THURSDAY, Aug. 16, 2018 (HealthDay News) — Ibalizumab has antiviral activity among patients with multidrug resistant (MDR) HIV-1 infection, according to a study published in the Aug. 16 issue of the New England Journal of Medicine.

Brinda Emu, M.D., from the Yale School of Medicine in New Haven, Conn., and colleagues enrolled 40 adults with MDR HIV-1 infection. A 2,000 mg loading dose of ibalizumab was infused into patients after a seven-day control period in which patients continued to receive their current therapy; the viral load was quantified seven days later. Patients received 800 mg of ibalizumab every 14 days through week 25 of the study.

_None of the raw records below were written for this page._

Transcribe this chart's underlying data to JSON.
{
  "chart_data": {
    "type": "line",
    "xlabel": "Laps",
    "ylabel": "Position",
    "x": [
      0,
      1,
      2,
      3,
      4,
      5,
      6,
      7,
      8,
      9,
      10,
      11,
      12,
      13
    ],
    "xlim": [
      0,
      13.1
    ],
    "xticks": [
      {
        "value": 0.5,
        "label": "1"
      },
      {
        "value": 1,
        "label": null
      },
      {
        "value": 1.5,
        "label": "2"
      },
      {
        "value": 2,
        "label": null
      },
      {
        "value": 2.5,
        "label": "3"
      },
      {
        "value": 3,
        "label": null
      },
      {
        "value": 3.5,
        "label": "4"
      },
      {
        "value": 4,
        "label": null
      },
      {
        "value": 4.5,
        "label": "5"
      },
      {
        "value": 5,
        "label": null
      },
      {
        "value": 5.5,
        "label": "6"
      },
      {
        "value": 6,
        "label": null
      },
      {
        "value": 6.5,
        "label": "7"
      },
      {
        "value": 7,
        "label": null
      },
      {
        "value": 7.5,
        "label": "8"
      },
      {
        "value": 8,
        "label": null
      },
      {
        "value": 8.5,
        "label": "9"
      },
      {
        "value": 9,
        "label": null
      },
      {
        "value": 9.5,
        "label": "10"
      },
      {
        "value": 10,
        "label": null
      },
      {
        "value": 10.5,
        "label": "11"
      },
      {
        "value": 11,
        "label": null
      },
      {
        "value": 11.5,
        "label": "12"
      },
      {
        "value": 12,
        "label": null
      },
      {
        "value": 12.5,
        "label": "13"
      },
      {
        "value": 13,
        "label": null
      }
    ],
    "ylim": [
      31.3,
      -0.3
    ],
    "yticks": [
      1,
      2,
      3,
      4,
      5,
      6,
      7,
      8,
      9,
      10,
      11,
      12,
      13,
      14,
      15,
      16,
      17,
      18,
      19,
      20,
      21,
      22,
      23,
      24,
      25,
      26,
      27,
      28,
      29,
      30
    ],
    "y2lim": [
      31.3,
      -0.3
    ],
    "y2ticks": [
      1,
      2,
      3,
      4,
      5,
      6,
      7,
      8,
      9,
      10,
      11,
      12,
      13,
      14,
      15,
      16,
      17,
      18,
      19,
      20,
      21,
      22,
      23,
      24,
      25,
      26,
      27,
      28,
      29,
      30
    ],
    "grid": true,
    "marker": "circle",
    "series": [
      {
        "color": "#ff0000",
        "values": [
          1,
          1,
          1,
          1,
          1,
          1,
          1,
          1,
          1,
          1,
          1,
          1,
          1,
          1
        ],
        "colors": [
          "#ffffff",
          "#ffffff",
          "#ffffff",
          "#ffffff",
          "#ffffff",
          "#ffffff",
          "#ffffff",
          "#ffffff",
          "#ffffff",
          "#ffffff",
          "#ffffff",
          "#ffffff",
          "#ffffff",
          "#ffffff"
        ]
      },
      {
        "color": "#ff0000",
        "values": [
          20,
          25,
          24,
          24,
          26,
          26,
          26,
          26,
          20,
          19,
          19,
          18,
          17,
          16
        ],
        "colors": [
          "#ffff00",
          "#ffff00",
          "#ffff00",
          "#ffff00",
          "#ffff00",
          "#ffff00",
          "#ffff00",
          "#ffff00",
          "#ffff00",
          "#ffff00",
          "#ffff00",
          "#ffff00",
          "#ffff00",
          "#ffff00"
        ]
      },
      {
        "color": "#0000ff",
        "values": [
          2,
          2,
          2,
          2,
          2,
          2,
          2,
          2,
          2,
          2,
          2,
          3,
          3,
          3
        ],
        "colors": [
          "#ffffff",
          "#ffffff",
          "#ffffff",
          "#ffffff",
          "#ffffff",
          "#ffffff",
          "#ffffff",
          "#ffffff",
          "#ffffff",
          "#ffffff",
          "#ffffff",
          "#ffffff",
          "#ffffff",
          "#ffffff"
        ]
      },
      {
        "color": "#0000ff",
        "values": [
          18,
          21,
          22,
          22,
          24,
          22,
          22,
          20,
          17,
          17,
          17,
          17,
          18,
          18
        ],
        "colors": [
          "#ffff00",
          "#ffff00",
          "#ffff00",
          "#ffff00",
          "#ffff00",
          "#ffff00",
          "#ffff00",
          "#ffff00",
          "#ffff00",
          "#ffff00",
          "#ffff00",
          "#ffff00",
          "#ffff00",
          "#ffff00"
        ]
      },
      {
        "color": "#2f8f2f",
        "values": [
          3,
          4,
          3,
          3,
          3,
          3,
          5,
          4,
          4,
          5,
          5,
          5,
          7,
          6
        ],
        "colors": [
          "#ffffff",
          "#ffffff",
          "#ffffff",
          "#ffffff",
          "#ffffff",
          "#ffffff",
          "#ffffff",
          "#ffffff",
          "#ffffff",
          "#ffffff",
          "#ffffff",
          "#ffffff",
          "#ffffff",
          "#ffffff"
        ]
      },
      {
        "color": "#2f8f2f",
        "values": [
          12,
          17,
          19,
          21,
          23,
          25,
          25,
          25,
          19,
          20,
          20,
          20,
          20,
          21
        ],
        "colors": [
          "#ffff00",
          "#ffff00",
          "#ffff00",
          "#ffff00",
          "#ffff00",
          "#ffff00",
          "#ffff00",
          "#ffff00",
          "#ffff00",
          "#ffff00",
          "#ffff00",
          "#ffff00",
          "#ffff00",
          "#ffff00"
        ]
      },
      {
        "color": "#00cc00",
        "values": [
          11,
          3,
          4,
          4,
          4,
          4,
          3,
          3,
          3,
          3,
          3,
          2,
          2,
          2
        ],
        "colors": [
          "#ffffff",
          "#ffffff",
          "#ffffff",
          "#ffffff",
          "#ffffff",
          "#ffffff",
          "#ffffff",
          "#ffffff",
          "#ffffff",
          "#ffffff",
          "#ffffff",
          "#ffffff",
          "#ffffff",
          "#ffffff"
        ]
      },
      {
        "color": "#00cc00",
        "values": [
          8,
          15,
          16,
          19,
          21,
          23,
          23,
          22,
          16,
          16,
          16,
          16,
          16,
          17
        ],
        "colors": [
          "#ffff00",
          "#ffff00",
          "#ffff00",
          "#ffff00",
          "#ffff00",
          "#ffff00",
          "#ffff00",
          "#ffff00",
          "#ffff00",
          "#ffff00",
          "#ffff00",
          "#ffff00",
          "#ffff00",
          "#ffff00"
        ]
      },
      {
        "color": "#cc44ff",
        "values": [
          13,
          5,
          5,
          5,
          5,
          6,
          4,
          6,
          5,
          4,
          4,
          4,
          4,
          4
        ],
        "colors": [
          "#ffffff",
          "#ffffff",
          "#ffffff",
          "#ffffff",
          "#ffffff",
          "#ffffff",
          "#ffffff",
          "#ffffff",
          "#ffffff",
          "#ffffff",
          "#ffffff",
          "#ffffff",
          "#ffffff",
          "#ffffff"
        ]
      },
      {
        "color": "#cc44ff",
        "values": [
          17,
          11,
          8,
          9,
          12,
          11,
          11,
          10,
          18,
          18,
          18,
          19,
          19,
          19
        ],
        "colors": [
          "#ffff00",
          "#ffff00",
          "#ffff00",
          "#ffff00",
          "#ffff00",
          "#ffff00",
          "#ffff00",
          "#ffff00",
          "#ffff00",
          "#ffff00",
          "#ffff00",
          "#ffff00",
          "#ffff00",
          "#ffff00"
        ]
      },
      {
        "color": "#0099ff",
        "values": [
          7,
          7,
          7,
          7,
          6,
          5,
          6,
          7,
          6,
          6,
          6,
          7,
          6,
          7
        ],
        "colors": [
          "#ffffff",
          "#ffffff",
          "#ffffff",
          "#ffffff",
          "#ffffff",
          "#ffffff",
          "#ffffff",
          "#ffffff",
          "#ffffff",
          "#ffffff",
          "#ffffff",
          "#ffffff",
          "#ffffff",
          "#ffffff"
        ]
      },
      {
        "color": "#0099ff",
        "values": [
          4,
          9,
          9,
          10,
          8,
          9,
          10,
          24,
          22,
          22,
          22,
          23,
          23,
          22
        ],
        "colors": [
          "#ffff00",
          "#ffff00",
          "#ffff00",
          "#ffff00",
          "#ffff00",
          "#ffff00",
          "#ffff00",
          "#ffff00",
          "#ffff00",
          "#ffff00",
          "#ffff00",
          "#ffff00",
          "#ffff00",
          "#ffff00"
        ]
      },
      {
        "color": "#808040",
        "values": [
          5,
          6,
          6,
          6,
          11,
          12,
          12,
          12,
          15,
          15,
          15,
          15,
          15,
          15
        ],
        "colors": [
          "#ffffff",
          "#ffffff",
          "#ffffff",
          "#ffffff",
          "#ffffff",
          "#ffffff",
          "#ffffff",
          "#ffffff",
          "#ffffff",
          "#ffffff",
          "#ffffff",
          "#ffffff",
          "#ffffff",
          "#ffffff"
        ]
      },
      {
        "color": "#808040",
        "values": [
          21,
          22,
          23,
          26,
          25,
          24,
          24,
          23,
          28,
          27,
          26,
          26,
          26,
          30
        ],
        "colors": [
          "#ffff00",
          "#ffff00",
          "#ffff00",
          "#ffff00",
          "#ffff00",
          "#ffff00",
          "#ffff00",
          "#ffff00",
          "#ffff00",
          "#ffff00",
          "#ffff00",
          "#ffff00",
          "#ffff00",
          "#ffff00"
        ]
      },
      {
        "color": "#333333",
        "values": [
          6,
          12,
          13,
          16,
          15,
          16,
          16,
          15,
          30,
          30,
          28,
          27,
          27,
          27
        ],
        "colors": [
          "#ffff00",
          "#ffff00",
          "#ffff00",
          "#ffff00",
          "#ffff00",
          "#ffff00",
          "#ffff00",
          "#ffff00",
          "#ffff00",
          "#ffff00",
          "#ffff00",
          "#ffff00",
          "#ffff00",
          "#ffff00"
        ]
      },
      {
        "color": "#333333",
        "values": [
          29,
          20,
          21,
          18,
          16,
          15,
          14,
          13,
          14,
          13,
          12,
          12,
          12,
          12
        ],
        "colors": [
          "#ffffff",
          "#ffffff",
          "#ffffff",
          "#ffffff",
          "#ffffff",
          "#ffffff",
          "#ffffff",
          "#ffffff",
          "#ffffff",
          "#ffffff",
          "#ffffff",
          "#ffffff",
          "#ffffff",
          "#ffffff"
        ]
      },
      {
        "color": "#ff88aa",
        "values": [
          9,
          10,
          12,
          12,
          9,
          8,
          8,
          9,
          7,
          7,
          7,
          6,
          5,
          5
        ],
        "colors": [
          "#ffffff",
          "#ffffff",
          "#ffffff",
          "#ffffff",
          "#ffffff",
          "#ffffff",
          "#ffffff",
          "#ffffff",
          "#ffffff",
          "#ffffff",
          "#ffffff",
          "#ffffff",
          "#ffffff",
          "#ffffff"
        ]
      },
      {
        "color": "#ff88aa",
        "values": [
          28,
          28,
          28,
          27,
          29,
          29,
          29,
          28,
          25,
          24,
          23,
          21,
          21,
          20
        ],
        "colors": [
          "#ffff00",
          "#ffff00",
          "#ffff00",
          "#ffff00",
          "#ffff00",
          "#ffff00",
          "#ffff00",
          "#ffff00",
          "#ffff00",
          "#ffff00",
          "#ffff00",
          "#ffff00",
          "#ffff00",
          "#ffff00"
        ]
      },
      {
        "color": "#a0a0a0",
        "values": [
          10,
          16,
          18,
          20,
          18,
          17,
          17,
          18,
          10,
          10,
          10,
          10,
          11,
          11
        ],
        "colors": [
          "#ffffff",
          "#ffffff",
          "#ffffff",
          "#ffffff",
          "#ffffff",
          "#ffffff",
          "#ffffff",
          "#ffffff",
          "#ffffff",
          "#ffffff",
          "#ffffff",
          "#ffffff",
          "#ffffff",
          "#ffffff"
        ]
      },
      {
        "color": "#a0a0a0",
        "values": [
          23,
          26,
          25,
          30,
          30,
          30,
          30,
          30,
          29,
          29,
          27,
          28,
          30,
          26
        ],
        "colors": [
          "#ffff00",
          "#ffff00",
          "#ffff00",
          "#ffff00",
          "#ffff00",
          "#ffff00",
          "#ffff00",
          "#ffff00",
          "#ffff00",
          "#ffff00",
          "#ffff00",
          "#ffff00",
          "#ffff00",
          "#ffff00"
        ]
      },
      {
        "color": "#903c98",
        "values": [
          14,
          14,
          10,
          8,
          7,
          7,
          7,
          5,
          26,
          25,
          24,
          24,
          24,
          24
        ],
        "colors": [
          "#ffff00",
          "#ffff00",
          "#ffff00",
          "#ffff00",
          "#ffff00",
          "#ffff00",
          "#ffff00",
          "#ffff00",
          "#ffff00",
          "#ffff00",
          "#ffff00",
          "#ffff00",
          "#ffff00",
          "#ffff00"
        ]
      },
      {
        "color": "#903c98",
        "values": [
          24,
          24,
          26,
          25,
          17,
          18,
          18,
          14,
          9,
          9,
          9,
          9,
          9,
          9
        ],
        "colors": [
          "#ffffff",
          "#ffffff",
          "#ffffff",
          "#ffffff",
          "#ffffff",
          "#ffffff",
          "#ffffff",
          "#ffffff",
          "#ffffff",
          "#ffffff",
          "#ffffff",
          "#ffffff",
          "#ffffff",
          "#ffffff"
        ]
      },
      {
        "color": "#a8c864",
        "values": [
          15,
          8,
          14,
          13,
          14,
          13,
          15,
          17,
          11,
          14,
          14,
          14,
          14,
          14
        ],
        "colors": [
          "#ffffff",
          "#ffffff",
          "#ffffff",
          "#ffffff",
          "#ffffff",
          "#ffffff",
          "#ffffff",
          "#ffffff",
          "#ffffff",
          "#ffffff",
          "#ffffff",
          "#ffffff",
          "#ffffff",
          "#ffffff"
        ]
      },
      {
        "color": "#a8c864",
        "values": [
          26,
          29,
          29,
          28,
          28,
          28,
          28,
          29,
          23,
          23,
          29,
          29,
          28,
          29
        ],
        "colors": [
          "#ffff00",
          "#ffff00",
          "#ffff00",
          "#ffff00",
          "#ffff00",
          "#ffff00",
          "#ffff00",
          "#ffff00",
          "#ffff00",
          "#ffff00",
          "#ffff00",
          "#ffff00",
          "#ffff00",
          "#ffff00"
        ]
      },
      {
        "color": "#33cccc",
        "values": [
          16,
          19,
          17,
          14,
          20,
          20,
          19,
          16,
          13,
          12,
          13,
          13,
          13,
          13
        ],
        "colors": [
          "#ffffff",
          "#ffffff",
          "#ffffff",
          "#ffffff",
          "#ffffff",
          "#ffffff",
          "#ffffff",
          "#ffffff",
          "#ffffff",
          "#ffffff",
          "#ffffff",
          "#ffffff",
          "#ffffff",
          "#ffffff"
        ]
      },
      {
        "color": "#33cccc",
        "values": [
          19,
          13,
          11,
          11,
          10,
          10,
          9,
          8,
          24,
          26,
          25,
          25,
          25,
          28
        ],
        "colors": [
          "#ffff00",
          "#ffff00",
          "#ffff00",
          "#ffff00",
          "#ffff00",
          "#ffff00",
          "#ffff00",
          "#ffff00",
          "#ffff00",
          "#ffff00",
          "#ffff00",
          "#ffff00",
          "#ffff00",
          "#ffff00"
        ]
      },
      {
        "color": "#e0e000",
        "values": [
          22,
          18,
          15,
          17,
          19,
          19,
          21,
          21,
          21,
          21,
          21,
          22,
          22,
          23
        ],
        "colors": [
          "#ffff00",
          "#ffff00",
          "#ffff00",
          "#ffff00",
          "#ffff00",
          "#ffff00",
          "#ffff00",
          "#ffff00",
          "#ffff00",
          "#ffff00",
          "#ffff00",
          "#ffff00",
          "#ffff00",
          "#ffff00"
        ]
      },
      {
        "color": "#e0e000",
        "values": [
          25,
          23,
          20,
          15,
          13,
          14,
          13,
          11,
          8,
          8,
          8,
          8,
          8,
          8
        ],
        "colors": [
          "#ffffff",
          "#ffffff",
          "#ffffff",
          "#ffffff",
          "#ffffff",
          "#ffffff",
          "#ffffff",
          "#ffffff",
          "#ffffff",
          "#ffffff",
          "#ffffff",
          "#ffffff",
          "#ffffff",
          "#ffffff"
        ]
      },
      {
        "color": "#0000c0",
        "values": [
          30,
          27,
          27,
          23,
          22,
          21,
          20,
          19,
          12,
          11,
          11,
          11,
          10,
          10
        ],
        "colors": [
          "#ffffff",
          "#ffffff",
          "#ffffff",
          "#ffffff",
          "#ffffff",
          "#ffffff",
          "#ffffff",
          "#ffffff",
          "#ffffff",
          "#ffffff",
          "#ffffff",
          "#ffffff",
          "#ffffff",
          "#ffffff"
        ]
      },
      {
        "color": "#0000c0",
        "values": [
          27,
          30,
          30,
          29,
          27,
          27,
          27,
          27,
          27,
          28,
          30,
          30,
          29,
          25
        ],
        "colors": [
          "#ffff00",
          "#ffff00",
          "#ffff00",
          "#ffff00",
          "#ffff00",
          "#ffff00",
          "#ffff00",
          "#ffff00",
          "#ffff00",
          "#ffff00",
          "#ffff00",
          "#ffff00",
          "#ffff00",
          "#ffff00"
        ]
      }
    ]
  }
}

Thirty-one patients completed the study. The researchers found that 83 percent of the 40 patients in the intention-to-treat population had a decrease in viral load of at least 0.5 log10 copies per milliliter from baseline, with a mean viral-load decrease of 1.1 log10 copies per milliliter. Patients who received ibalizumab plus an optimized background regimen had a mean decrease of 1.6 log10 copies per milliliter from baseline; 43 percent of the patients had a viral load <50 copies per milliliter and 50 percent had a viral load of <200 copies per milliliter. Nine of the 10 patients who had virologic failure or rebound had a lower degree of susceptibility to ibalizumab than at baseline on in vitro testing.

“In patients with MDR HIV-1 infection who had advanced disease and limited treatment options, ibalizumab had significant antiviral activity during a 25-week study,” the authors write.

The study was funded in part by TaiMed Biologics, the manufacturer of ibalizumab.